Integral function of a interpolating polynomial in python


I have a set of points, and on those points I have used scipy in order to calculate the interpolating polynomial. I wish to have the primitive of that function

self.p=interpolate.interp1d(self.__discreteDistribution['x'], self.__discreteDistribution['y'], kind='cubic')

I can easily use scipy to calculate the value of the integral over an interval, using

integrate.quad(self.p, 0, max)

What I want instead is to have the primitive of self.p(). I have found sympy, but I do not have an analytical version of my interpolating polynomial.

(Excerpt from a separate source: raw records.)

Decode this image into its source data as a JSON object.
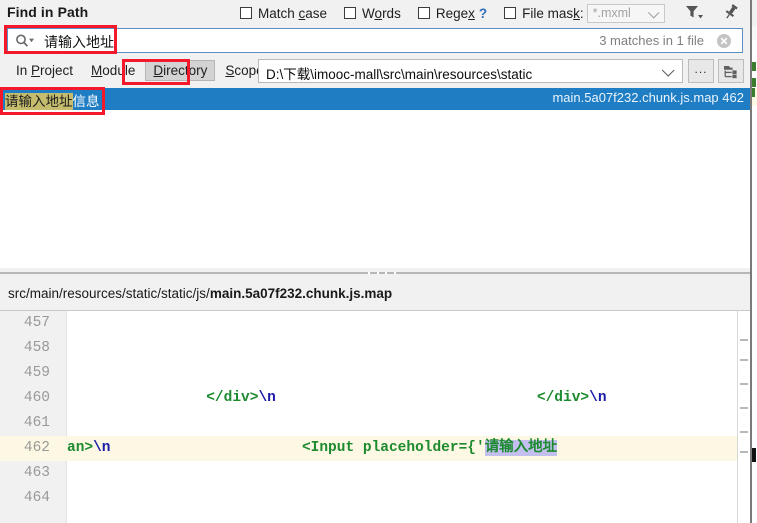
{
  "window": {
    "title": "Find in Path"
  },
  "options": [
    {
      "label_pre": "Match ",
      "label_mn": "c",
      "label_post": "ase",
      "checked": false,
      "name": "match-case"
    },
    {
      "label_pre": "W",
      "label_mn": "o",
      "label_post": "rds",
      "checked": false,
      "name": "words"
    },
    {
      "label_pre": "Rege",
      "label_mn": "x",
      "label_post": "",
      "checked": false,
      "name": "regex",
      "help": "?"
    },
    {
      "label_pre": "File mas",
      "label_mn": "k",
      "label_post": ":",
      "checked": false,
      "name": "file-mask"
    }
  ],
  "file_mask": {
    "value": "*.mxml",
    "enabled": false
  },
  "toolbar": {
    "filter_icon": "filter-icon",
    "pin_icon": "pin-icon"
  },
  "search": {
    "value": "请输入地址",
    "icon": "search-icon",
    "match_count": "3 matches in 1 file",
    "clear_icon": "clear-icon"
  },
  "scope": {
    "tabs": [
      {
        "label_pre": "In ",
        "label_mn": "P",
        "label_post": "roject",
        "name": "in-project",
        "selected": false
      },
      {
        "label_pre": "",
        "label_mn": "M",
        "label_post": "odule",
        "name": "module",
        "selected": false
      },
      {
        "label_pre": "",
        "label_mn": "D",
        "label_post": "irectory",
        "name": "directory",
        "selected": true
      },
      {
        "label_pre": "",
        "label_mn": "S",
        "label_post": "cope",
        "name": "scope",
        "selected": false
      }
    ],
    "path": "D:\\下载\\imooc-mall\\src\\main\\resources\\static",
    "browse_label": "...",
    "tree_icon": "folder-tree-icon"
  },
  "results": [
    {
      "text_before": "",
      "match": "请输入地址",
      "text_after": "信息",
      "file": "main.5a07f232.chunk.js.map",
      "line": "462",
      "selected": true
    }
  ],
  "preview": {
    "path_prefix": "src/main/resources/static/static/js/",
    "file_name": "main.5a07f232.chunk.js.map",
    "lines": [
      {
        "number": "457",
        "highlighted": false,
        "tokens": []
      },
      {
        "number": "458",
        "highlighted": false,
        "tokens": []
      },
      {
        "number": "459",
        "highlighted": false,
        "tokens": []
      },
      {
        "number": "460",
        "highlighted": false,
        "tokens": [
          {
            "text": "                ",
            "style": "plain"
          },
          {
            "text": "</div>",
            "style": "green"
          },
          {
            "text": "\\n",
            "style": "navy"
          },
          {
            "text": "                              ",
            "style": "plain"
          },
          {
            "text": "</div>",
            "style": "green"
          },
          {
            "text": "\\n",
            "style": "navy"
          }
        ]
      },
      {
        "number": "461",
        "highlighted": false,
        "tokens": []
      },
      {
        "number": "462",
        "highlighted": true,
        "tokens": [
          {
            "text": "an>",
            "style": "green"
          },
          {
            "text": "\\n",
            "style": "navy"
          },
          {
            "text": "                      ",
            "style": "plain"
          },
          {
            "text": "<Input placeholder={'",
            "style": "green"
          },
          {
            "text": "请输入地址",
            "style": "selected"
          }
        ]
      },
      {
        "number": "463",
        "highlighted": false,
        "tokens": []
      },
      {
        "number": "464",
        "highlighted": false,
        "tokens": []
      }
    ]
  },
  "annotations": [
    {
      "name": "annotation-search-field",
      "color": "#f4192a"
    },
    {
      "name": "annotation-directory-tab",
      "color": "#f4192a"
    },
    {
      "name": "annotation-result-match",
      "color": "#f4192a"
    }
  ]
}
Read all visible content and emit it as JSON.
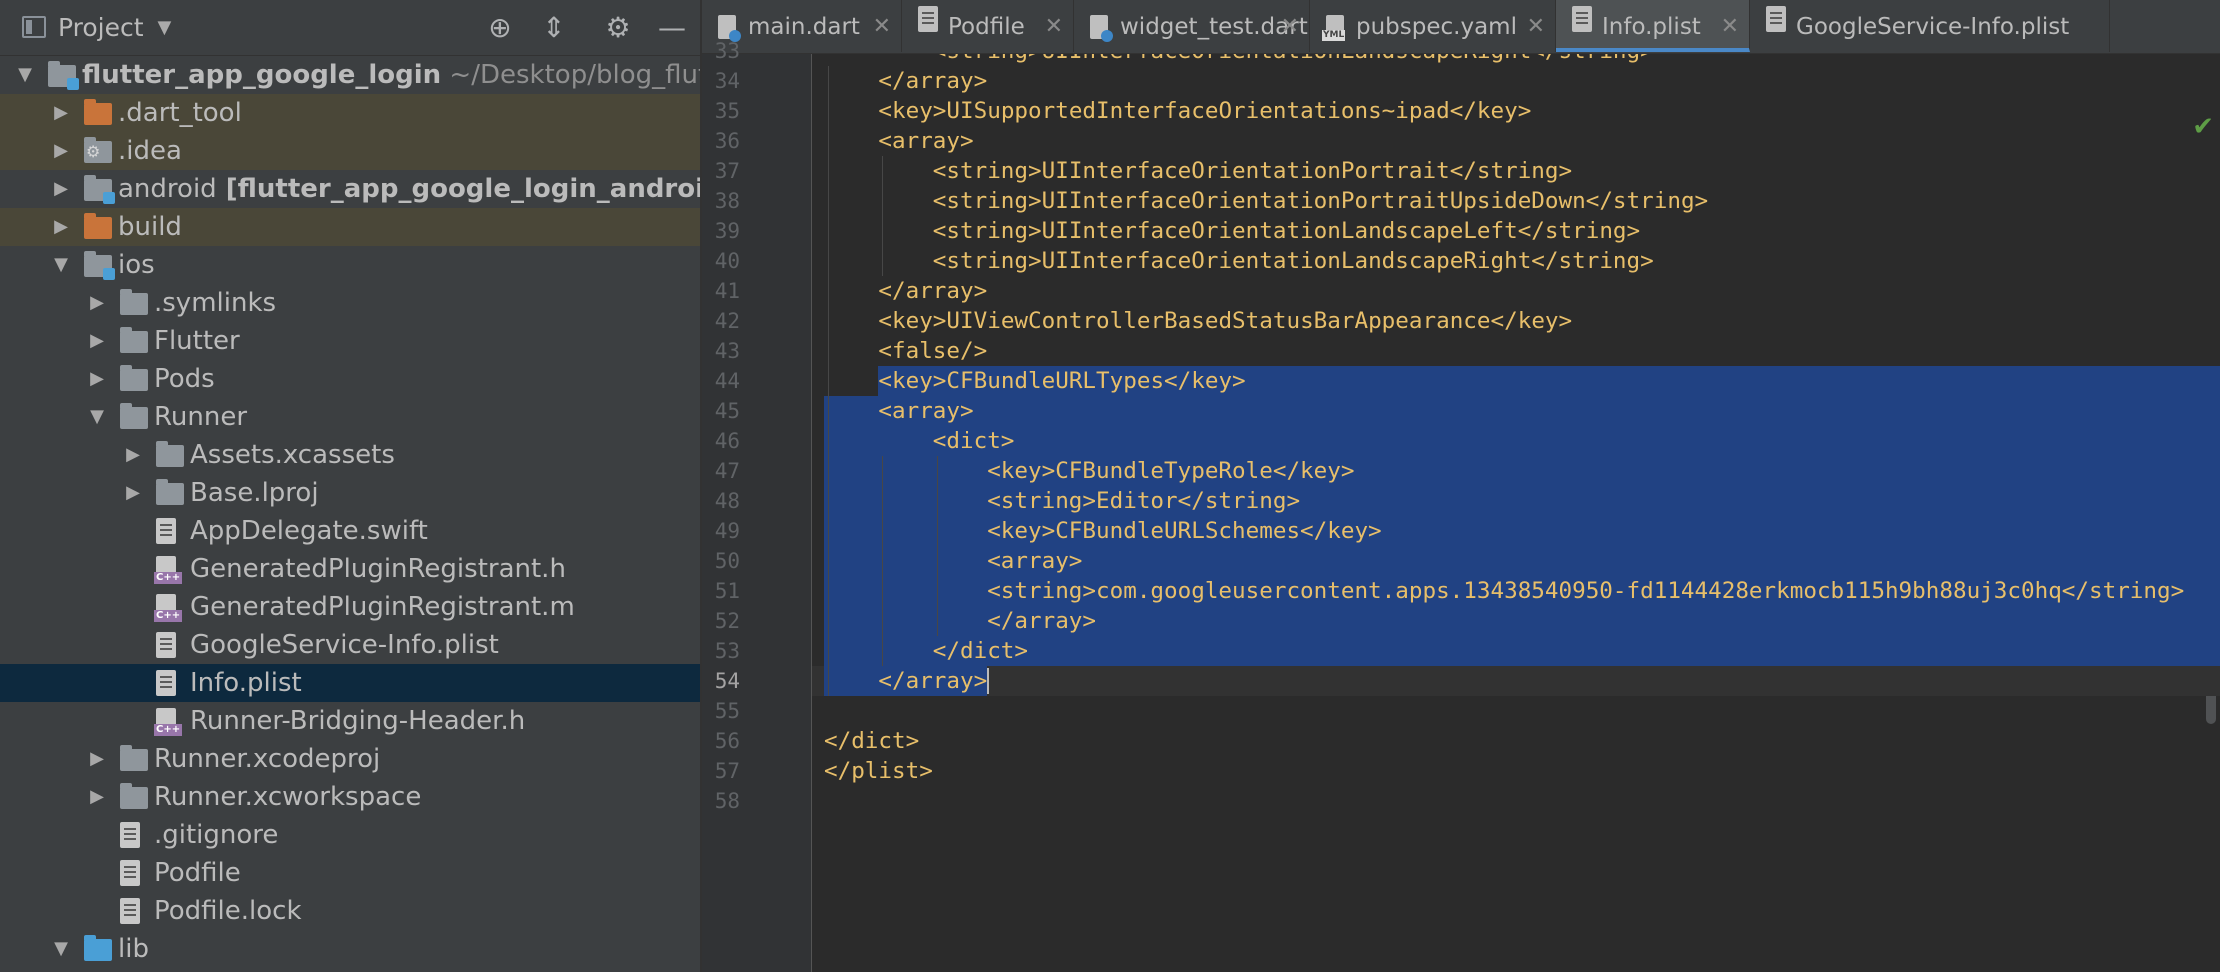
{
  "project_panel": {
    "title": "Project",
    "tree": [
      {
        "label": "flutter_app_google_login",
        "extra": " ~/Desktop/blog_flut",
        "bold": true,
        "indent": 0,
        "arrow": "▼",
        "icon": "folder module"
      },
      {
        "label": ".dart_tool",
        "indent": 1,
        "arrow": "▶",
        "icon": "folder orange",
        "excluded": true
      },
      {
        "label": ".idea",
        "indent": 1,
        "arrow": "▶",
        "icon": "folder gear",
        "excluded": true
      },
      {
        "label": "android",
        "extra": " [flutter_app_google_login_android]",
        "extra_bold": true,
        "indent": 1,
        "arrow": "▶",
        "icon": "folder module"
      },
      {
        "label": "build",
        "indent": 1,
        "arrow": "▶",
        "icon": "folder orange",
        "excluded": true
      },
      {
        "label": "ios",
        "indent": 1,
        "arrow": "▼",
        "icon": "folder module"
      },
      {
        "label": ".symlinks",
        "indent": 2,
        "arrow": "▶",
        "icon": "folder"
      },
      {
        "label": "Flutter",
        "indent": 2,
        "arrow": "▶",
        "icon": "folder"
      },
      {
        "label": "Pods",
        "indent": 2,
        "arrow": "▶",
        "icon": "folder"
      },
      {
        "label": "Runner",
        "indent": 2,
        "arrow": "▼",
        "icon": "folder"
      },
      {
        "label": "Assets.xcassets",
        "indent": 3,
        "arrow": "▶",
        "icon": "folder"
      },
      {
        "label": "Base.lproj",
        "indent": 3,
        "arrow": "▶",
        "icon": "folder"
      },
      {
        "label": "AppDelegate.swift",
        "indent": 3,
        "arrow": "",
        "icon": "file"
      },
      {
        "label": "GeneratedPluginRegistrant.h",
        "indent": 3,
        "arrow": "",
        "icon": "file-c"
      },
      {
        "label": "GeneratedPluginRegistrant.m",
        "indent": 3,
        "arrow": "",
        "icon": "file-c"
      },
      {
        "label": "GoogleService-Info.plist",
        "indent": 3,
        "arrow": "",
        "icon": "file"
      },
      {
        "label": "Info.plist",
        "indent": 3,
        "arrow": "",
        "icon": "file",
        "selected": true
      },
      {
        "label": "Runner-Bridging-Header.h",
        "indent": 3,
        "arrow": "",
        "icon": "file-c"
      },
      {
        "label": "Runner.xcodeproj",
        "indent": 2,
        "arrow": "▶",
        "icon": "folder"
      },
      {
        "label": "Runner.xcworkspace",
        "indent": 2,
        "arrow": "▶",
        "icon": "folder"
      },
      {
        "label": ".gitignore",
        "indent": 2,
        "arrow": "",
        "icon": "file"
      },
      {
        "label": "Podfile",
        "indent": 2,
        "arrow": "",
        "icon": "file"
      },
      {
        "label": "Podfile.lock",
        "indent": 2,
        "arrow": "",
        "icon": "file"
      },
      {
        "label": "lib",
        "indent": 1,
        "arrow": "▼",
        "icon": "folder blue"
      }
    ]
  },
  "tabs": [
    {
      "label": "main.dart",
      "icon": "dart",
      "active": false
    },
    {
      "label": "Podfile",
      "icon": "file",
      "active": false
    },
    {
      "label": "widget_test.dart",
      "icon": "dart",
      "active": false
    },
    {
      "label": "pubspec.yaml",
      "icon": "yml",
      "active": false
    },
    {
      "label": "Info.plist",
      "icon": "file",
      "active": true
    },
    {
      "label": "GoogleService-Info.plist",
      "icon": "file",
      "active": false,
      "no_close": true
    }
  ],
  "editor": {
    "current_line": 54,
    "lines": [
      {
        "n": 33,
        "indent": 2,
        "text": "<string>UIInterfaceOrientationLandscapeRight</string>"
      },
      {
        "n": 34,
        "indent": 1,
        "text": "</array>"
      },
      {
        "n": 35,
        "indent": 1,
        "text": "<key>UISupportedInterfaceOrientations~ipad</key>"
      },
      {
        "n": 36,
        "indent": 1,
        "text": "<array>"
      },
      {
        "n": 37,
        "indent": 2,
        "text": "<string>UIInterfaceOrientationPortrait</string>"
      },
      {
        "n": 38,
        "indent": 2,
        "text": "<string>UIInterfaceOrientationPortraitUpsideDown</string>"
      },
      {
        "n": 39,
        "indent": 2,
        "text": "<string>UIInterfaceOrientationLandscapeLeft</string>"
      },
      {
        "n": 40,
        "indent": 2,
        "text": "<string>UIInterfaceOrientationLandscapeRight</string>"
      },
      {
        "n": 41,
        "indent": 1,
        "text": "</array>"
      },
      {
        "n": 42,
        "indent": 1,
        "text": "<key>UIViewControllerBasedStatusBarAppearance</key>"
      },
      {
        "n": 43,
        "indent": 1,
        "text": "<false/>"
      },
      {
        "n": 44,
        "indent": 1,
        "text": "<key>CFBundleURLTypes</key>"
      },
      {
        "n": 45,
        "indent": 1,
        "text": "<array>"
      },
      {
        "n": 46,
        "indent": 2,
        "text": "<dict>"
      },
      {
        "n": 47,
        "indent": 3,
        "text": "<key>CFBundleTypeRole</key>"
      },
      {
        "n": 48,
        "indent": 3,
        "text": "<string>Editor</string>"
      },
      {
        "n": 49,
        "indent": 3,
        "text": "<key>CFBundleURLSchemes</key>"
      },
      {
        "n": 50,
        "indent": 3,
        "text": "<array>"
      },
      {
        "n": 51,
        "indent": 3,
        "text": "<string>com.googleusercontent.apps.13438540950-fd1144428erkmocb115h9bh88uj3c0hq</string>"
      },
      {
        "n": 52,
        "indent": 3,
        "text": "</array>"
      },
      {
        "n": 53,
        "indent": 2,
        "text": "</dict>"
      },
      {
        "n": 54,
        "indent": 1,
        "text": "</array>"
      },
      {
        "n": 55,
        "indent": 0,
        "text": ""
      },
      {
        "n": 56,
        "indent": 0,
        "text": "</dict>"
      },
      {
        "n": 57,
        "indent": 0,
        "text": "</plist>"
      },
      {
        "n": 58,
        "indent": 0,
        "text": ""
      }
    ]
  },
  "colors": {
    "panel_bg": "#3c3f41",
    "editor_bg": "#2b2b2b",
    "selection": "#214283",
    "tree_selection": "#0d293e",
    "excluded_bg": "#4a4738",
    "tag_color": "#e8bf6a",
    "accent": "#4a88c7"
  }
}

What would you do in these occasion?


Solution

  • Assuming that you're using a piecewise interpolator (as opposed to a global polynomial interpolation), there are several ways you can do it with scipy:

    Method 1: UnivariateSpline.

    In [1]: import numpy as np
    
    In [2]: x = np.arange(8)
    
    In [3]: y = x
    
    In [4]: from scipy.interpolate import interp1d
    
    In [5]: from scipy.interpolate import interp1d, UnivariateSpline
    
    In [6]: spl = UnivariateSpline(x, y, s=0)
    
    In [7]: spl.<TAB>
    spl.antiderivative        spl.get_coeffs            spl.roots
    spl.derivative            spl.get_knots             spl.set_smoothing_factor
    spl.derivatives           spl.get_residual          
    spl.ext                   spl.integral              
    
    In [8]: spl.integral(0, 1)
    Out[8]: 0.5000000000000001
    

    Two quirks of UnivariateSpline: first, use s=0 for interpolation (as opposed to least-square fitting). Second, watch out for extrapolation for out-of-bounds. By default, UnivariateSpline extrapolates out-of-bounds values (this can be controlled in constructor), but .integral assumes the spline is zero out of bounds.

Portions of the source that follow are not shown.